Donner la parole aux adolescents pour relever le défi de l'inclusion au secondaire : identification des déterminants de la qualité de vie à l'école des élèves en difficulté de comportement réintégrés en classe ordinaire

 

Marie-Pierre Fortier

Université du Québec à Montréal [UQAM]

 

Domaine : éducation, savoirs et compétences

Programme soutien à la recherche pour la relève professorale

 Concours 2018-2019

La toute nouvelle politique québécoise sur la réussite éducative (MÉES, 2017) réitère l'importance d'assurer l'apprentissage et le bien-être de tous les élèves, en cohérence avec plusieurs conventions internationales visant l'avènement d'une école inclusive (UNESCO, 2015). Or, certains élèves semblent rester en marge de ce projet, particulièrement les élèves en difficulté de comportement (Fortier, 2015; Willman et Seeliger, 2017). Ces derniers rapportent une expérience scolaire globalement négative et sont souvent exclus des classes ordinaires (Jalali et Morgan, 2017). Leurs difficultés comportementales les amènent fréquemment vers un service spécialisé ne leur permettant que très rarement un retour en classe ordinaire, particulièrement au secondaire où seulement un élève sur cinq est réintégré (Rousseau, Massé, Bergeron, Carignan et Lanaris, 2014).
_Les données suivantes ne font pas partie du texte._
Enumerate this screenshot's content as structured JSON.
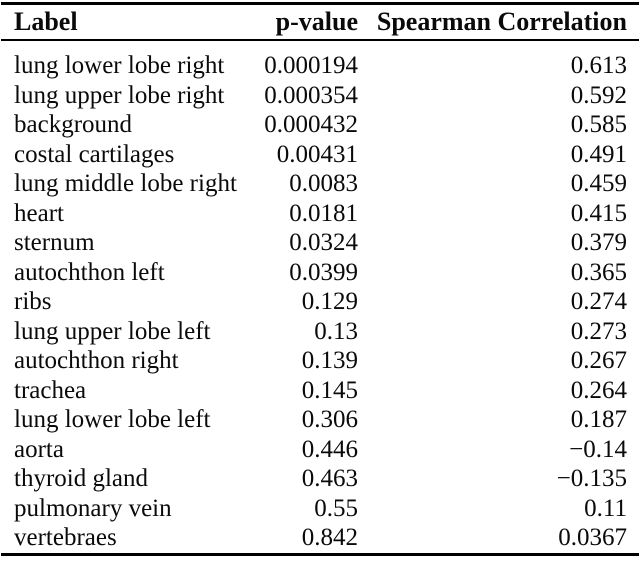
{
  "page": {
    "background": "#ffffff",
    "text_color": "#0a0a0a",
    "rule_color": "#000000"
  },
  "table": {
    "columns": [
      {
        "id": "label",
        "label": "Label",
        "align": "left"
      },
      {
        "id": "p_value",
        "label": "p-value",
        "align": "right"
      },
      {
        "id": "spearman",
        "label": "Spearman Correlation",
        "align": "right"
      }
    ],
    "rows": [
      {
        "label": "lung lower lobe right",
        "p_value": "0.000194",
        "spearman": "0.613"
      },
      {
        "label": "lung upper lobe right",
        "p_value": "0.000354",
        "spearman": "0.592"
      },
      {
        "label": "background",
        "p_value": "0.000432",
        "spearman": "0.585"
      },
      {
        "label": "costal cartilages",
        "p_value": "0.00431",
        "spearman": "0.491"
      },
      {
        "label": "lung middle lobe right",
        "p_value": "0.0083",
        "spearman": "0.459"
      },
      {
        "label": "heart",
        "p_value": "0.0181",
        "spearman": "0.415"
      },
      {
        "label": "sternum",
        "p_value": "0.0324",
        "spearman": "0.379"
      },
      {
        "label": "autochthon left",
        "p_value": "0.0399",
        "spearman": "0.365"
      },
      {
        "label": "ribs",
        "p_value": "0.129",
        "spearman": "0.274"
      },
      {
        "label": "lung upper lobe left",
        "p_value": "0.13",
        "spearman": "0.273"
      },
      {
        "label": "autochthon right",
        "p_value": "0.139",
        "spearman": "0.267"
      },
      {
        "label": "trachea",
        "p_value": "0.145",
        "spearman": "0.264"
      },
      {
        "label": "lung lower lobe left",
        "p_value": "0.306",
        "spearman": "0.187"
      },
      {
        "label": "aorta",
        "p_value": "0.446",
        "spearman": "−0.14"
      },
      {
        "label": "thyroid gland",
        "p_value": "0.463",
        "spearman": "−0.135"
      },
      {
        "label": "pulmonary vein",
        "p_value": "0.55",
        "spearman": "0.11"
      },
      {
        "label": "vertebraes",
        "p_value": "0.842",
        "spearman": "0.0367"
      }
    ]
  },
  "chart_data": {
    "type": "table",
    "title": "",
    "columns": [
      "Label",
      "p-value",
      "Spearman Correlation"
    ],
    "rows": [
      [
        "lung lower lobe right",
        0.000194,
        0.613
      ],
      [
        "lung upper lobe right",
        0.000354,
        0.592
      ],
      [
        "background",
        0.000432,
        0.585
      ],
      [
        "costal cartilages",
        0.00431,
        0.491
      ],
      [
        "lung middle lobe right",
        0.0083,
        0.459
      ],
      [
        "heart",
        0.0181,
        0.415
      ],
      [
        "sternum",
        0.0324,
        0.379
      ],
      [
        "autochthon left",
        0.0399,
        0.365
      ],
      [
        "ribs",
        0.129,
        0.274
      ],
      [
        "lung upper lobe left",
        0.13,
        0.273
      ],
      [
        "autochthon right",
        0.139,
        0.267
      ],
      [
        "trachea",
        0.145,
        0.264
      ],
      [
        "lung lower lobe left",
        0.306,
        0.187
      ],
      [
        "aorta",
        0.446,
        -0.14
      ],
      [
        "thyroid gland",
        0.463,
        -0.135
      ],
      [
        "pulmonary vein",
        0.55,
        0.11
      ],
      [
        "vertebraes",
        0.842,
        0.0367
      ]
    ]
  }
}
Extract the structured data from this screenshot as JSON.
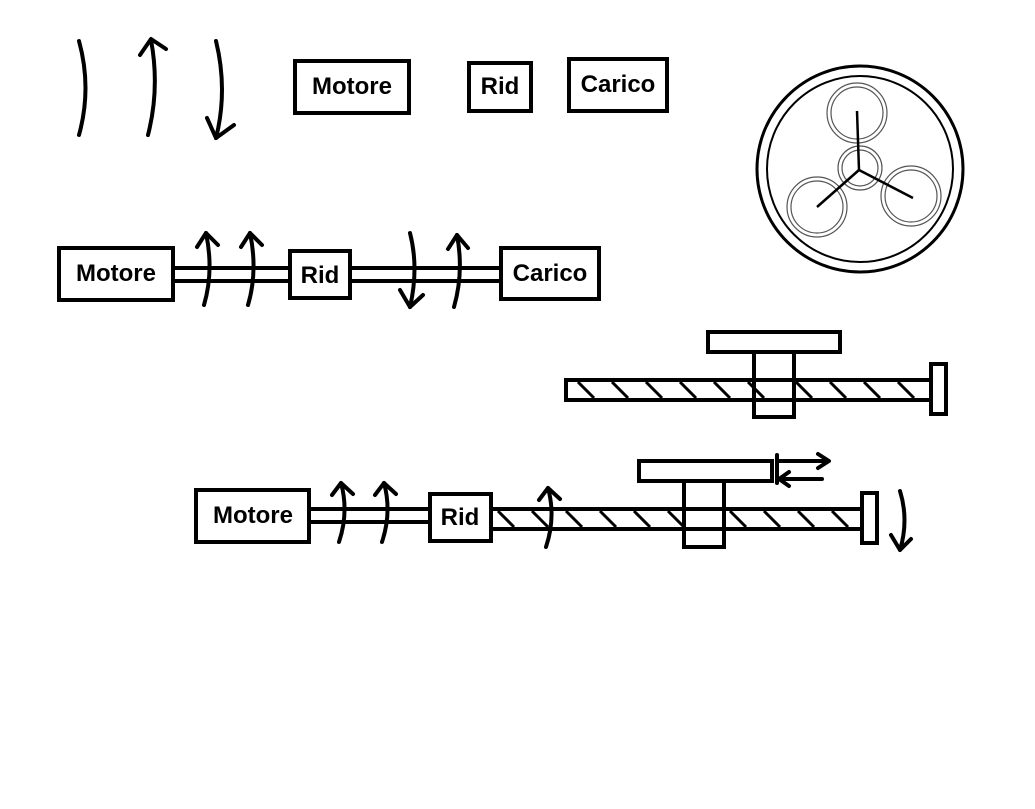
{
  "labels": {
    "motor": "Motore",
    "reducer": "Rid",
    "load": "Carico"
  },
  "colors": {
    "stroke": "#000000",
    "background": "#ffffff",
    "planet_outline": "#555555"
  },
  "icons": [
    "rotation-arrow-icon",
    "linear-motion-arrow-icon",
    "planetary-gear-icon",
    "lead-screw-icon"
  ]
}
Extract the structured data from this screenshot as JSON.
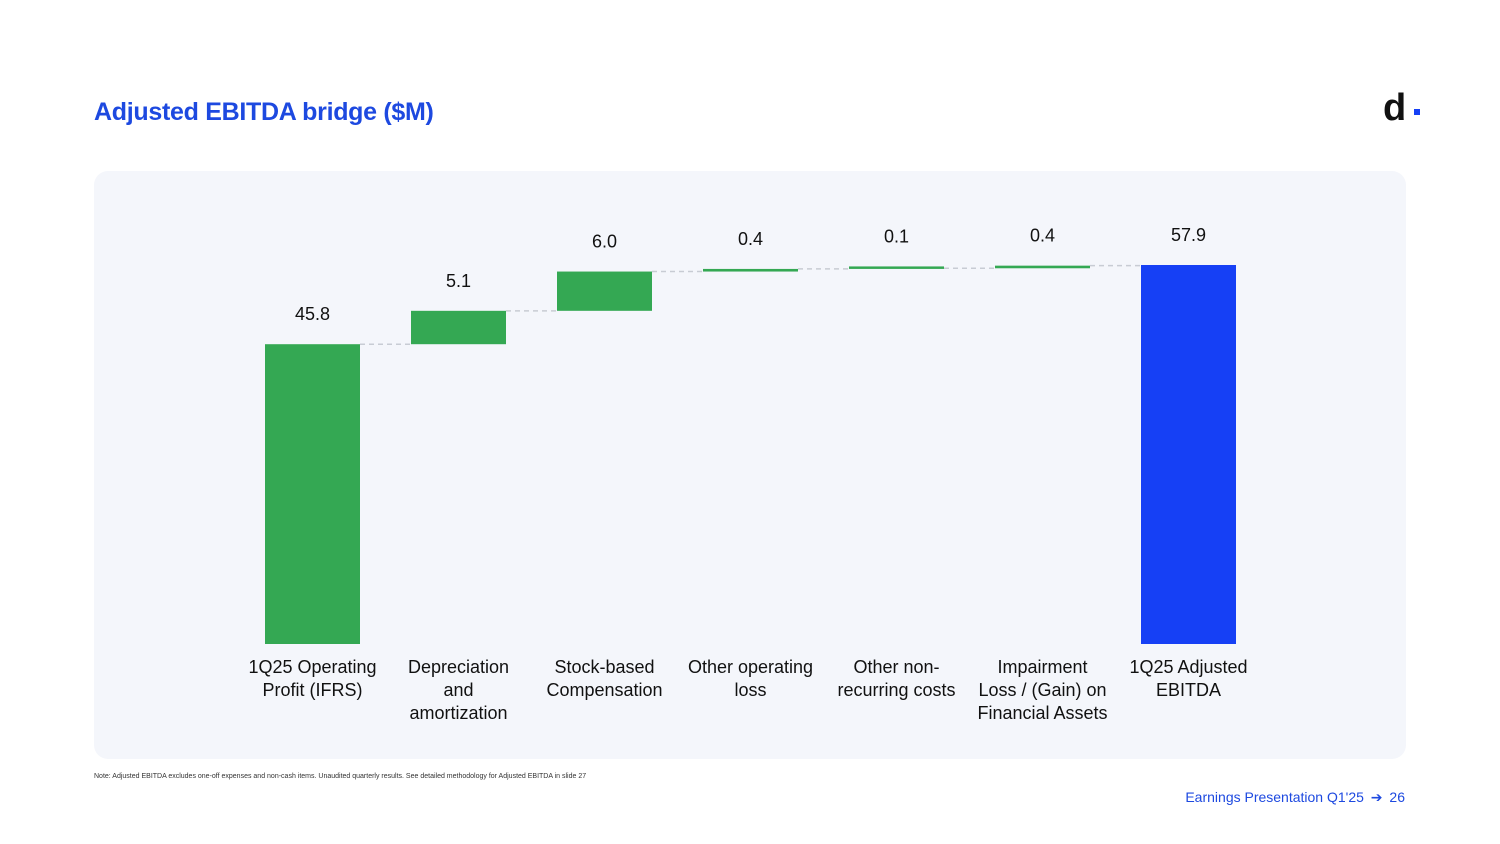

Ces constats sont alarmants, d'autant que la recherche propose des interventions efficaces pour gérer les comportements difficiles en classe ordinaire (Cooper et Jacobs, 2011; Gaudreau, 2011) et des conditions pour une réintégration réussie (Rousseau et al., 2014; Thomas, 2015). Il devient dès lors impératif d'emprunter de nouvelles voies de recherche afin de comprendre comment l'expérience de la classe ordinaire qu'ont les élèves en difficulté de comportement peut véritablement s'inscrire dans une approche inclusive et favoriser leur bien-être à l'école. L'étude proposée a pour objectif de donner la parole aux élèves en difficulté de comportement exclus puis réintégrés à un milieu ordinaire concernant leur qualité de vie à l'école (QVÉ), selon un modèle issu d'études auprès d'adolescents (Tangen, 2009). Cette approche considère l'expérience subjective de l'élève dans son interaction avec son environnement et représente une avenue privilégiée pour appréhender les facteurs d'inclusion et de bien-être en jeu en mettant l'accent sur les capacités plutôt que sur les déficits de l'élève (Florin et Guimard, 2017).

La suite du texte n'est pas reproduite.